From LeBrongate to Coopgate.
Amazing the lengths Democrats go to avoid talking about their record the past four years, eh?
But I digress.
If you’ve not been paying attention, two days ago, Strickland’s LG candidate gave a speech claiming credit for the crappy state of Ohio’s cites. In response, Kasich’s spokesman stated, “having grown up in a chicken shack on Duck Run, [Strickland] has all but ignored our cities’ economies and their workers.”
Clearly, the spokesman didn’t mean it as an insult to rural Ohioans, but I can see how it could be read that way, and that’s why it was an incredibly poor choice of words.
Appropriately, the Kasich spokesman apologized and explained himself. Then Kasich came out and said he disapproved of the comment.
Ohhh but that didn’t stop the Strickland campaign from slobbering all over themselves to play yet another round of class warfare.
To be completely honest, with a statement like that from the Kasich campaign, I honestly can’t blame them.
Think about it.
If you had been rapidly losing support amongst what should be your geographical base, you’d abuse whatever rhetorical advantage you could get to win their votes back, too.
And he has lost support. Just look at the data.
1. Party Switchers
Despite a high profile Democratic Senate primary and no major contested GOP primaries in the region, 15 Southern and Southeastern Ohio counties saw a net gain of 2,845 Party switchers in the May primary. Of those 15, none saw any net gains for Democrats. And this was in Governor Strickland’s geographic base. With those incentives for Democrats to come to the polls, there is no rational reason for net GOP gains in Party switchers other than Democrats losing support.
2. Primary Results
In the May primary, Kasich took more votes than Strickland in 10 of the 14 counties that Strickland represented from 1992-1994 and from 1995-2002, and in six of the 12 counties that Ted Strickland represented from 2002-2006. Remember, Kasich name recognition was amazingly low in SE Ohio in the May primary. With the Dem Senate primary incentive, Strickland still showed major weakness among his geographic base.
3. Low-dollar contributors
One of the best ways to gauge support among the grassroots is to take a look at how many low-dollar contributions you earn. A rough review of the campaign finance data from Southeast and Southern Ohio since Kasich entered the race shows Ted earned a grand total of only 308 contributions of $25 or less. As if you couldn’t figure it out yourself, only 308 in over a year in your geographical base is frighteningly low. If his base wanted him, they’d at least throw $10 bucks his way, right?
4. The Polls
In the latest Ohio Poll, Strickland’s job approval sits at an even 50% in the SE region, tied with Central Ohio for the lowest rating of all regions. It’s even worse on the economy, with Strickland getting only 46% approval, 2nd worst only to the Central Ohio region. Remember, SE Ohio is supposed to be his geographic base. This is where he should perform strongest, and he’s very clearly not getting the job done.
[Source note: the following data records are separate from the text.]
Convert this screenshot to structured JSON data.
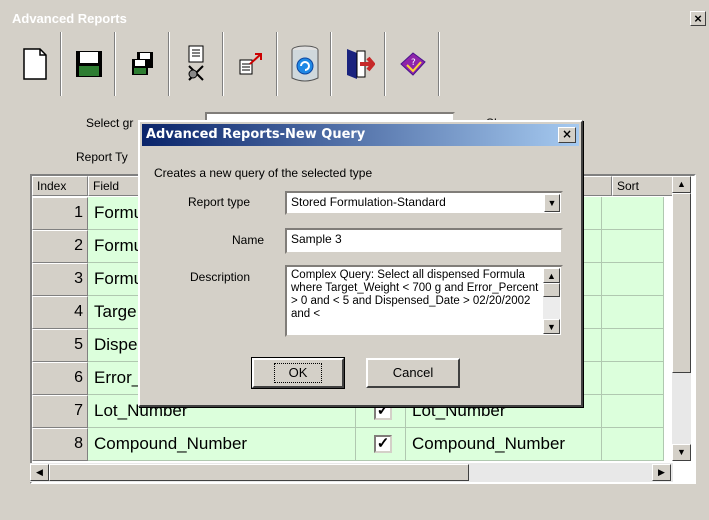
{
  "window": {
    "title": "Advanced Reports",
    "close": "×"
  },
  "toolbar": {
    "buttons": [
      {
        "icon": "new-document-icon"
      },
      {
        "icon": "save-disk-icon"
      },
      {
        "icon": "save-all-icon"
      },
      {
        "icon": "run-query-icon"
      },
      {
        "icon": "export-icon"
      },
      {
        "icon": "database-icon"
      },
      {
        "icon": "exit-door-icon"
      },
      {
        "icon": "help-book-icon"
      }
    ]
  },
  "behind": {
    "select_label": "Select gr",
    "report_type_label": "Report Ty",
    "checkbox_hint": "Sh"
  },
  "grid": {
    "headers": {
      "index": "Index",
      "field": "Field",
      "sort": "Sort"
    },
    "rows": [
      {
        "index": "1",
        "field": "Formu",
        "right": "",
        "checked": false
      },
      {
        "index": "2",
        "field": "Formu",
        "right": "",
        "checked": false
      },
      {
        "index": "3",
        "field": "Formu",
        "right": "",
        "checked": false
      },
      {
        "index": "4",
        "field": "Targe",
        "right": "",
        "checked": false
      },
      {
        "index": "5",
        "field": "Dispe",
        "right": "",
        "checked": false
      },
      {
        "index": "6",
        "field": "Error_",
        "right": "",
        "checked": false
      },
      {
        "index": "7",
        "field": "Lot_Number",
        "right": "Lot_Number",
        "checked": true
      },
      {
        "index": "8",
        "field": "Compound_Number",
        "right": "Compound_Number",
        "checked": true
      }
    ]
  },
  "dialog": {
    "title": "Advanced Reports-New Query",
    "close": "×",
    "subtitle": "Creates a new query of the selected type",
    "report_type_label": "Report type",
    "report_type_value": "Stored Formulation-Standard",
    "name_label": "Name",
    "name_value": "Sample 3",
    "description_label": "Description",
    "description_value": "Complex Query: Select all dispensed Formula  where Target_Weight < 700 g and Error_Percent > 0 and < 5 and Dispensed_Date > 02/20/2002 and <",
    "ok_label": "OK",
    "cancel_label": "Cancel"
  },
  "check_mark": "✓"
}
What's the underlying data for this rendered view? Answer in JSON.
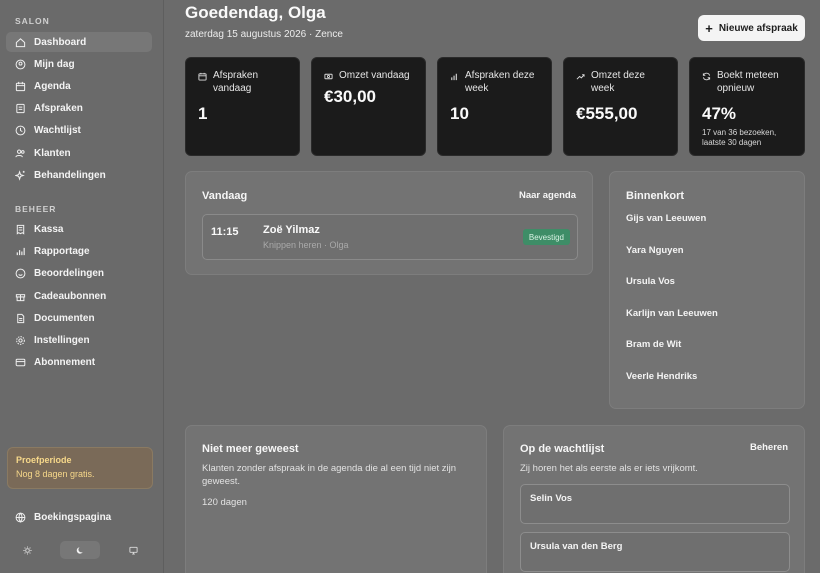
{
  "sidebar": {
    "section1": "SALON",
    "section2": "BEHEER",
    "items1": [
      {
        "label": "Dashboard",
        "icon": "home-icon"
      },
      {
        "label": "Mijn dag",
        "icon": "user-circle-icon"
      },
      {
        "label": "Agenda",
        "icon": "calendar-icon"
      },
      {
        "label": "Afspraken",
        "icon": "list-icon"
      },
      {
        "label": "Wachtlijst",
        "icon": "clock-icon"
      },
      {
        "label": "Klanten",
        "icon": "users-icon"
      },
      {
        "label": "Behandelingen",
        "icon": "sparkles-icon"
      }
    ],
    "items2": [
      {
        "label": "Kassa",
        "icon": "receipt-icon"
      },
      {
        "label": "Rapportage",
        "icon": "bar-chart-icon"
      },
      {
        "label": "Beoordelingen",
        "icon": "smile-icon"
      },
      {
        "label": "Cadeaubonnen",
        "icon": "gift-icon"
      },
      {
        "label": "Documenten",
        "icon": "document-icon"
      },
      {
        "label": "Instellingen",
        "icon": "gear-icon"
      },
      {
        "label": "Abonnement",
        "icon": "credit-card-icon"
      }
    ],
    "trial": {
      "title": "Proefperiode",
      "text": "Nog 8 dagen gratis."
    },
    "booking_page": "Boekingspagina"
  },
  "header": {
    "greeting": "Goedendag, Olga",
    "date_line": "zaterdag 15 augustus 2026 · Zence",
    "new_button": "Nieuwe afspraak"
  },
  "stats": [
    {
      "label": "Afspraken vandaag",
      "value": "1",
      "icon": "calendar-icon"
    },
    {
      "label": "Omzet vandaag",
      "value": "€30,00",
      "icon": "cash-icon"
    },
    {
      "label": "Afspraken deze week",
      "value": "10",
      "icon": "bar-chart-icon"
    },
    {
      "label": "Omzet deze week",
      "value": "€555,00",
      "icon": "trend-up-icon"
    },
    {
      "label": "Boekt meteen opnieuw",
      "value": "47%",
      "note": "17 van 36 bezoeken, laatste 30 dagen",
      "icon": "refresh-icon"
    }
  ],
  "today": {
    "title": "Vandaag",
    "link": "Naar agenda",
    "appointment": {
      "time": "11:15",
      "name": "Zoë Yilmaz",
      "detail": "Knippen heren · Olga",
      "status": "Bevestigd"
    }
  },
  "soon": {
    "title": "Binnenkort",
    "items": [
      "Gijs van Leeuwen",
      "Yara Nguyen",
      "Ursula Vos",
      "Karlijn van Leeuwen",
      "Bram de Wit",
      "Veerle Hendriks"
    ]
  },
  "not_seen": {
    "title": "Niet meer geweest",
    "description": "Klanten zonder afspraak in de agenda die al een tijd niet zijn geweest.",
    "days": "120 dagen"
  },
  "waitlist": {
    "title": "Op de wachtlijst",
    "link": "Beheren",
    "description": "Zij horen het als eerste als er iets vrijkomt.",
    "items": [
      "Selin Vos",
      "Ursula van den Berg"
    ]
  },
  "colors": {
    "badge_green": "#3e8d67",
    "stat_bg": "#1b1b1b",
    "trial_text": "#f7d88a"
  }
}
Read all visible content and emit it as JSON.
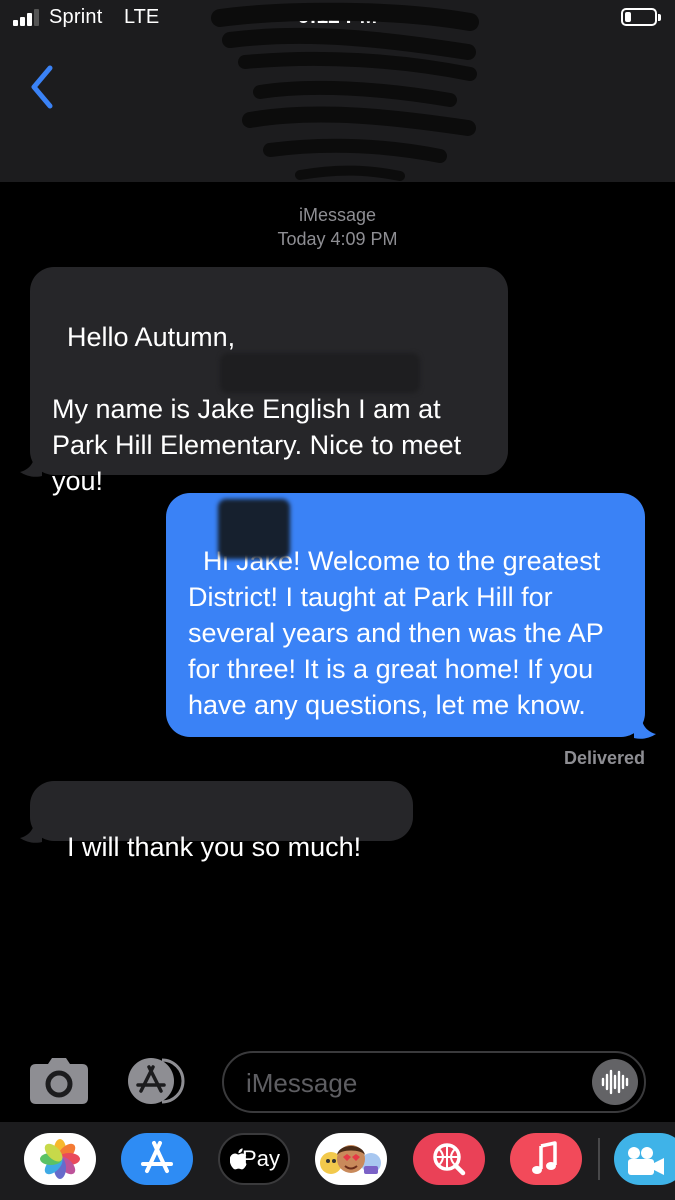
{
  "status_bar": {
    "carrier": "Sprint",
    "network": "LTE",
    "time": "9:12 PM",
    "battery_level": 0.2
  },
  "thread": {
    "service": "iMessage",
    "timestamp": "Today 4:09 PM",
    "messages": [
      {
        "direction": "incoming",
        "text": "Hello Autumn,\n\nMy name is Jake English I am at Park Hill Elementary. Nice to meet you!"
      },
      {
        "direction": "outgoing",
        "text": "Hi Jake! Welcome to the greatest District! I taught at Park Hill for several years and then was the AP for three! It is a great home! If you have any questions, let me know."
      },
      {
        "direction": "incoming",
        "text": "I will thank you so much!"
      }
    ],
    "delivery_status": "Delivered"
  },
  "composer": {
    "placeholder": "iMessage"
  },
  "app_drawer": {
    "apple_pay_label": "Pay",
    "apps": [
      "photos-icon",
      "app-store-icon",
      "apple-pay-icon",
      "memoji-icon",
      "web-search-icon",
      "music-icon",
      "clips-icon"
    ]
  },
  "colors": {
    "outgoing_bubble": "#3a82f6",
    "incoming_bubble": "#262629",
    "header_background": "#1c1c1e",
    "meta_text": "#8e8e93"
  }
}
All this data spells out one very clear fact: Ted Strickland is losing his geographic base.
And what’s his strategy to win them back? Attacking the spokesman for his opponent about a comment regarding chicken coops that the aforementioned spokesman had already apologized for and explained.
What’s he up against? An entire of region of people averaging upwards of 12% unemployment.
You tell me what matters more to Southeastern Ohio.